Dean Escalera taught us that in mediations it is important to gather information from all sides and hear each side’s story before commencing the mediation. She taught us to identify the common interests that both sides share, the opposing interests of each side, and the non-opposing but non-mutual interests. With this knowledge, the mediator guides the parties to compromise on the directly opposing interests while identifying the interests that each party can retain without losing the ultimate individual goal. This mediation experience showed me that often times opposing parties have more interests in common or not in opposition than originally manifested and the parties are closer to reaching an agreement than it may appear.

Speaking for the Cholera team who worked with Dean Escalera on our project, I think we learned as much from her as we did from the Haitians this week. Not only was she able to provide us with wisdom, experience, and life lessons, but she was able to subtly and nonchalantly direct us in the right direction when we needed it during interviews or de-briefings. She provided the perfect balance as a supervisor; she allowed us to have complete independence and responsibility for our Cholera project but gave us positive and constructive advice to enhance this learning experience not only for our work in Haiti but for our future legal careers.

While we are all leaving this trip with a new and cultivated appreciation of an array of Haitian legal, political, and social issues, Dean Escalera intertwined legal lessons in mediating, interviewing, negotiating, presenting, writing, collaborating, and Haitian Constitutional law as she never failed to bring the Haitian Constitution with us to the interviews and group meetings.

Ironically, during our last meal together we spoke about first impressions. Although last year as a 1L I did not know Dean Escalera or other Fordham Deans well, I admit that I was skeptical about having one of them come with us to Haiti last year to sleep in a tent for a week without a reliable shower, toilet, or source of water.

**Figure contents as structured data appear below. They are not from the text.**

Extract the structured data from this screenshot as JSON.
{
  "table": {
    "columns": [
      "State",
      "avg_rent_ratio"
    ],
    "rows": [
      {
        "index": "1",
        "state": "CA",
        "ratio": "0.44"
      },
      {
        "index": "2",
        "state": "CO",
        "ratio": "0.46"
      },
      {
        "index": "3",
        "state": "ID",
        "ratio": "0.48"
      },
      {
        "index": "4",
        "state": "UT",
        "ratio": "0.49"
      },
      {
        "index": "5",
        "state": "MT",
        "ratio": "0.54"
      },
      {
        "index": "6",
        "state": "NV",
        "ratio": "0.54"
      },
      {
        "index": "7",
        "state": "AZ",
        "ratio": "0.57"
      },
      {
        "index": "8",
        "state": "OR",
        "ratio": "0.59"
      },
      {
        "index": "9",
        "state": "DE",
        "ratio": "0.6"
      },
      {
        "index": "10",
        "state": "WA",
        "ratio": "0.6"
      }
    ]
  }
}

But from her insistence on calling her “Nitz” instead of Dean Nitza Escalera or even Nitza to her week long experience in a tent in Haiti a month after the January 2010 Earthquake to her complete domination in “Do’s” to her relaxed attitude towards HST (Haitian Standard Time) and reckless Haitian driving and finally to her enthusiasm in always joining us for a necessary morning coffee or evening Presidente beer, I think I speak for all Fordham DRN members and DRN alumni when I say we couldn’t have done this without you Nitz and we are grateful for the integral and irreplaceable role that you play on our trips.